Some of the community clinics have addressed the specialist shortage by hiring their own specialists and having those specialists rotate through multiple sites as a full-time job. This “circuit rider” system is in place for psychiatry, gynecology, and pain management, and is being explored for other specialties as well.

What’s Ahead
The future holds many promising solutions to specialty access for the un- and underinsured, including managed Medi-Cal, e-mail consults, an ophthalmology clinic, evidence-based guidelines, telemedicine, and health system reform.

  • Managed Medi-Cal may help when it arrives in mid-2008 (see accompanying article). The manager, Partnership HealthPlan of California, has been operating in Napa, Yolo and Solano counties for several years, and their specialists report high satisfaction and much better rates with the system.

  • A network of specialists willing to be “e-mail consultants” could be developed to help manage patients who don’t need to be seen in person. HIPAA concerns can be alleviated by using medical record numbers instead of names.

  • Local ophthalmologists are trying to establish an “eye hub” at one of the community clinics but have so far been stymied by the cost of equipment (up to $5,000) and the lack of space.

  • Evidence-based guidelines and protocols can be used to decrease unnecessary referrals, and to help primary care providers navigate through initial management. A centralized website could be used to confidentially upload histories, studies, and X-rays for specialists to review.

  • Telemedicine has been used in many sites, either live or “store and send,” and it works well for non-procedural visits. Patients can receive comprehensive evaluations within the clinic, and the specialist can review the information whenever convenient. Furthermore, telemedicine consults are reimbursed by Medi-Cal.

  • The pending closure of Sutter Medical Center has precipitated tremendous interest in redesigning our health system. Local providers, for example, have formed the Sonoma Health Access Coalition with a vision of expanding access to early intervention and prevention.

Conclusion
Lack of specialty access for un- and underinsured patients leads to poor quality of care and high costs. We physicians have an opportunity to create a comprehensive solution, not just another patch on a broken system. We can work with community partners—such as the Sonoma Health Access Coalition, the Department of Health Services, local hospitals, and SCMA—to help these visions become realities.

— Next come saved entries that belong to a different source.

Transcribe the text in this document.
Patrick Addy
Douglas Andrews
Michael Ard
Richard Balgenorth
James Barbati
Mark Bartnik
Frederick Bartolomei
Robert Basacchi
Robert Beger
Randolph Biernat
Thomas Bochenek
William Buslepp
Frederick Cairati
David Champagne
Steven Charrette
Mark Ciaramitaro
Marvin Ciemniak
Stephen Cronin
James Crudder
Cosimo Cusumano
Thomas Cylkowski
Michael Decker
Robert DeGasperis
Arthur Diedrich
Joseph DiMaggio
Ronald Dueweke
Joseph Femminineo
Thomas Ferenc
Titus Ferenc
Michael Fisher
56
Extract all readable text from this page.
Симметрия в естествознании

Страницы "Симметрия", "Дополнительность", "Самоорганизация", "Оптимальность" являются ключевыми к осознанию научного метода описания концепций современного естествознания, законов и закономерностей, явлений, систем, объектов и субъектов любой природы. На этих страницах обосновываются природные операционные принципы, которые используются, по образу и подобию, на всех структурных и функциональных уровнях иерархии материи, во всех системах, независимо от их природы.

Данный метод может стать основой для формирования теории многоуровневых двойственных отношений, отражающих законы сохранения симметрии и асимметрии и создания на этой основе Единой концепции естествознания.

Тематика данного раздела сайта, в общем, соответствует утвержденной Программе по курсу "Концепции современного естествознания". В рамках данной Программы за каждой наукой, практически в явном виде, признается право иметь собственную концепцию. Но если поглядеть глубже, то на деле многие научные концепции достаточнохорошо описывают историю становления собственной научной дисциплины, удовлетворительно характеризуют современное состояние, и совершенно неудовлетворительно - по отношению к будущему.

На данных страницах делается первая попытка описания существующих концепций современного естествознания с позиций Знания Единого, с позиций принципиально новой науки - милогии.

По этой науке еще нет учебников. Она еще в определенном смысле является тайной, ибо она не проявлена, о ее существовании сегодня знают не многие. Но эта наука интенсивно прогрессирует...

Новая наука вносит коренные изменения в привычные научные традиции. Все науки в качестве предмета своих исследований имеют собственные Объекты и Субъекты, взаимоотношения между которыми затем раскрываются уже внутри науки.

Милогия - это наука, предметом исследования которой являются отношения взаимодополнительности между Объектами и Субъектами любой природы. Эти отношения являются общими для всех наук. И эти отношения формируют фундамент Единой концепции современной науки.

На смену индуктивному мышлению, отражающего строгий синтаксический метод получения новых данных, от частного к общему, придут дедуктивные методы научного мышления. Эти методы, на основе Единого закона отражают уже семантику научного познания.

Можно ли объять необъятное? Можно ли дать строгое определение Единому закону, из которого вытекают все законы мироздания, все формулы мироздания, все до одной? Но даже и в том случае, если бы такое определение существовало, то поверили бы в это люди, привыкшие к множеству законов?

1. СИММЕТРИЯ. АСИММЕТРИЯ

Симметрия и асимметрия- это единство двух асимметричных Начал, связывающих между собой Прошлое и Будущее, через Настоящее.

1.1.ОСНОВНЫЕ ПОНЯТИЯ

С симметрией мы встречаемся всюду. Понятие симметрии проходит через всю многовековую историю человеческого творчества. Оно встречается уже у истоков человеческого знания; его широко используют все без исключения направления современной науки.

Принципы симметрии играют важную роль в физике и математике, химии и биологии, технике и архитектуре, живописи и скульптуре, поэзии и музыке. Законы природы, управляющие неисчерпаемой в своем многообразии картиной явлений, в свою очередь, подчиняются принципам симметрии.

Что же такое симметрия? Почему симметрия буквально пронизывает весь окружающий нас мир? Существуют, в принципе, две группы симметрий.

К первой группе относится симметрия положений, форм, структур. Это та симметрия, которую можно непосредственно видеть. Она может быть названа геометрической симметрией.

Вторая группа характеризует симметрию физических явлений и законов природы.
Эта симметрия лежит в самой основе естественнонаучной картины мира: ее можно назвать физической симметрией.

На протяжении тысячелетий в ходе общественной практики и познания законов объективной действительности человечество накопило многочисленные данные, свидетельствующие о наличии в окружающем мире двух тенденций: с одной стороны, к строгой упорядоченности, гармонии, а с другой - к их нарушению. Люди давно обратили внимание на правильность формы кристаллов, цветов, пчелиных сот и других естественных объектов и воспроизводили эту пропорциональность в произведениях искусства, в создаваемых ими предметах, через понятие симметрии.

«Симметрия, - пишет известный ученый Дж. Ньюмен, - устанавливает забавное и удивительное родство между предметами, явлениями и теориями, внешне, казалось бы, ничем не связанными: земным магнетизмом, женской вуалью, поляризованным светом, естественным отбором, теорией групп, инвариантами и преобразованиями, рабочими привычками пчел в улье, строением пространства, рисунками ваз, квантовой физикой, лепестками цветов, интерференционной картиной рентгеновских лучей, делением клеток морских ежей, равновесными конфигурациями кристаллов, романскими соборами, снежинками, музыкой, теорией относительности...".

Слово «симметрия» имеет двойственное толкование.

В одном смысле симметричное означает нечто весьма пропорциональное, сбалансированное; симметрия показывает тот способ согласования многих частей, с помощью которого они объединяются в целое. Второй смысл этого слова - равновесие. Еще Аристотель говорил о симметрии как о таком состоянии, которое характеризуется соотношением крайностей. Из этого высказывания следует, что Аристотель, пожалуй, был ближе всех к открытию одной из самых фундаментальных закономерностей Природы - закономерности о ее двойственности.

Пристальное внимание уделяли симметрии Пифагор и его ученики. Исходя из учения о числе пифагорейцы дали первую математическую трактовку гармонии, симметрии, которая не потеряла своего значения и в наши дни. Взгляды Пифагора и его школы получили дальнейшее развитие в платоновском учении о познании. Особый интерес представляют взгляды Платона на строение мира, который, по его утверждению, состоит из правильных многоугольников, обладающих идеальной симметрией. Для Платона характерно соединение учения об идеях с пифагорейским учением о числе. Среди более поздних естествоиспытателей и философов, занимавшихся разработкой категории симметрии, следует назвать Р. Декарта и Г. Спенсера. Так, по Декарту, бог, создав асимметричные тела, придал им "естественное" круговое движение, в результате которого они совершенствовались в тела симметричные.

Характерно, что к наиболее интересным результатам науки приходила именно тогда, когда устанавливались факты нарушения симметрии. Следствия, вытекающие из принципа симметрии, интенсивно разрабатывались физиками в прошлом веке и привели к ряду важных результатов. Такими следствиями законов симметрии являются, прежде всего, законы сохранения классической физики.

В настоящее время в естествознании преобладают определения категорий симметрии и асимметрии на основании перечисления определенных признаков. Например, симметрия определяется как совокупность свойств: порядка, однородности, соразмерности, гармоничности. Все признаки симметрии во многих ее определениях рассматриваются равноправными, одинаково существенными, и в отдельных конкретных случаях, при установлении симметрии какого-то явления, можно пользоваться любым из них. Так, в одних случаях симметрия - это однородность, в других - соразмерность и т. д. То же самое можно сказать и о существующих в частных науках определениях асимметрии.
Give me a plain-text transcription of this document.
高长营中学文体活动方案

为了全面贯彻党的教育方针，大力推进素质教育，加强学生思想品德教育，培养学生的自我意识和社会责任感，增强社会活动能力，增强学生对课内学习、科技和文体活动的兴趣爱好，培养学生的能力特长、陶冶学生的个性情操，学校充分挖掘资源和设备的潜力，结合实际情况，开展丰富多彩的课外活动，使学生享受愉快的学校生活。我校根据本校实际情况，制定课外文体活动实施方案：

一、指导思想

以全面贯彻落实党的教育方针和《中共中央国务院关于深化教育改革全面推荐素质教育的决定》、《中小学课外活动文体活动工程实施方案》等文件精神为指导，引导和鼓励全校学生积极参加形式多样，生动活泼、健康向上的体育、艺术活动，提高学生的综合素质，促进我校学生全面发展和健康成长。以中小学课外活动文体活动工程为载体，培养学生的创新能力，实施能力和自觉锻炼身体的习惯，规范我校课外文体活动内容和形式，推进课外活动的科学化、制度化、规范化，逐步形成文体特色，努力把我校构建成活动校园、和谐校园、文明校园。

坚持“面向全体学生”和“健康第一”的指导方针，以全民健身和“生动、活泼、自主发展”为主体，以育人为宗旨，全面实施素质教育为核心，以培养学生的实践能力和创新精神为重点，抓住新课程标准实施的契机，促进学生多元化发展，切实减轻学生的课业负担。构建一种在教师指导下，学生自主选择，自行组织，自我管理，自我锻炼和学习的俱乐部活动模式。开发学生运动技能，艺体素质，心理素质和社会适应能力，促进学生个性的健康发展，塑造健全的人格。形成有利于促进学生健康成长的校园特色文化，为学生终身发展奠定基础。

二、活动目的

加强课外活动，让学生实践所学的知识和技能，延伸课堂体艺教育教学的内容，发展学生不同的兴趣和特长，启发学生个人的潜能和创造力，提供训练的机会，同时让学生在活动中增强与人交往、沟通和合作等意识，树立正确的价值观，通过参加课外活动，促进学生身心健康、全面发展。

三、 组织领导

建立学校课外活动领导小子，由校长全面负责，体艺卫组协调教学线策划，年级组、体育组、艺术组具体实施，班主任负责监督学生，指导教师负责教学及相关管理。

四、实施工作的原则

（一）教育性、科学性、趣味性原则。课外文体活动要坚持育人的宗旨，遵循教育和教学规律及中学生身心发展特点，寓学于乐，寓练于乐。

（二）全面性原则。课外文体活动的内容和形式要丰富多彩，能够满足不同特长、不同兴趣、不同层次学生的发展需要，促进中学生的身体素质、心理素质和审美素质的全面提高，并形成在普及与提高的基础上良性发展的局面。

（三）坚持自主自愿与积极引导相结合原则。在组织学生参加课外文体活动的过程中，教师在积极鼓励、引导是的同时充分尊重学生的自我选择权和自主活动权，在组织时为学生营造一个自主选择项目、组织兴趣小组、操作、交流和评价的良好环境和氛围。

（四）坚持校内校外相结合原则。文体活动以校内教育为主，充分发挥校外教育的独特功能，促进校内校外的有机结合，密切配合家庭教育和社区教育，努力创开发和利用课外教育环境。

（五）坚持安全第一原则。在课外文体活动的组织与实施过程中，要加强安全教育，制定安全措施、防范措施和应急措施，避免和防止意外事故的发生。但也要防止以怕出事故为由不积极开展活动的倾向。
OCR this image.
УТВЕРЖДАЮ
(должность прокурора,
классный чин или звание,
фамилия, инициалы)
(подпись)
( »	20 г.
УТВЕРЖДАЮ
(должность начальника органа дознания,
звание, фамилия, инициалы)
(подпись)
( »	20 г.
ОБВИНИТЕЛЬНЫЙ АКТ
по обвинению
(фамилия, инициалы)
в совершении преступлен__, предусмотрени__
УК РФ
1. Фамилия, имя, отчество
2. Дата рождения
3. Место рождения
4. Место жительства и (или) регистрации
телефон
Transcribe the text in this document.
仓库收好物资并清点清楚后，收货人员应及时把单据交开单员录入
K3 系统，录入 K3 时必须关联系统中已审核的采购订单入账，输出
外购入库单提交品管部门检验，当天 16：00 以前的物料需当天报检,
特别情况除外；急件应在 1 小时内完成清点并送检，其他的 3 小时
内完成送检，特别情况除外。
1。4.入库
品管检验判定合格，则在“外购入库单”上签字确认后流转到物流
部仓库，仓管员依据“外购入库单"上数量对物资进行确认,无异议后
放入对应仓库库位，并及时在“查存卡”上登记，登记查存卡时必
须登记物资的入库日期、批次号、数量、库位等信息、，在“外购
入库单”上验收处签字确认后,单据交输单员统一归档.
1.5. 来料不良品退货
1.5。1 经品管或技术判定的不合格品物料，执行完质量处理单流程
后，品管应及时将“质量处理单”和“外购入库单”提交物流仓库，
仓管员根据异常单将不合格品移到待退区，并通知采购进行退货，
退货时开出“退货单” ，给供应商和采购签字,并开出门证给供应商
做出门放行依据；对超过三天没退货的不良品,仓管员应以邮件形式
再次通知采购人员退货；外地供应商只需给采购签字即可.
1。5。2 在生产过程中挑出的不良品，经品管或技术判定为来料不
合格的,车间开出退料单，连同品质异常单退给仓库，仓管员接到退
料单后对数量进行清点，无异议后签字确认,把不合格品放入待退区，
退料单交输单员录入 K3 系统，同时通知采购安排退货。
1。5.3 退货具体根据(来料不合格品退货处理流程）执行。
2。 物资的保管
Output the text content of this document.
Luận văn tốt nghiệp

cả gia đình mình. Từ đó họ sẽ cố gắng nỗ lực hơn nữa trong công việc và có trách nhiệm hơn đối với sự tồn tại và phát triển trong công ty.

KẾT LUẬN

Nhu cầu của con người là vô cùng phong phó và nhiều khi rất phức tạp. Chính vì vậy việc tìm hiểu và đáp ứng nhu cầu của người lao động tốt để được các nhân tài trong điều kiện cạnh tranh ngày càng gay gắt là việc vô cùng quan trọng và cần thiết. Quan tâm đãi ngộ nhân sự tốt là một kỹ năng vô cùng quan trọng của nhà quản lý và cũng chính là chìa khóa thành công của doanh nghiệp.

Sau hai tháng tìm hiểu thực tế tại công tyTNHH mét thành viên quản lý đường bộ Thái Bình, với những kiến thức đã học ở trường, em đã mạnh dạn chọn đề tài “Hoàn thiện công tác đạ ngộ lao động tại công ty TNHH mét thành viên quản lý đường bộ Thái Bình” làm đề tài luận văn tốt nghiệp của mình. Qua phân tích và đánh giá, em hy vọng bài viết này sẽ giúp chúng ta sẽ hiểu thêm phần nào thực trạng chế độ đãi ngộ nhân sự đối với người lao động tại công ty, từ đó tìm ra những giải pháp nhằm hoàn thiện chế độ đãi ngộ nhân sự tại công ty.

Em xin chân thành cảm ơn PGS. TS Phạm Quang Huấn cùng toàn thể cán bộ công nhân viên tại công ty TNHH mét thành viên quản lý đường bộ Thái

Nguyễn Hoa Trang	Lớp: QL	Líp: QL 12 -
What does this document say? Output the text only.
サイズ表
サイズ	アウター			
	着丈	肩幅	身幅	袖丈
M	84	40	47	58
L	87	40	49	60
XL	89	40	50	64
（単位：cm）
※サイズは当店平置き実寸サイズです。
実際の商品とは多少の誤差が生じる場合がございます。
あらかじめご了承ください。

On-site specialty clinics, e-consults, and circuit-rider options are already being implemented. With grant funding, we can develop a comprehensive web-based system, perhaps including subsidies for specialists seeing uninsured patients (as is done in San Francisco). Ultimately, the solution will require a greater financial commitment from state, federal, and philanthropic sources, as well as increased efficiencies in providing specialty care.

With creative solutions and the participation of local specialists willing to share the burden, we can devise a better medical system for everyone.


 Dr. Sugarman, a Santa Rosa dermatologist, helped establish the dermatology clinic at the Alliance Medical Center. Dr. Pfeifer, a family physician, is medical director of access for the Redwood Community Health Coalition. Both serve on the SCMA board of directors.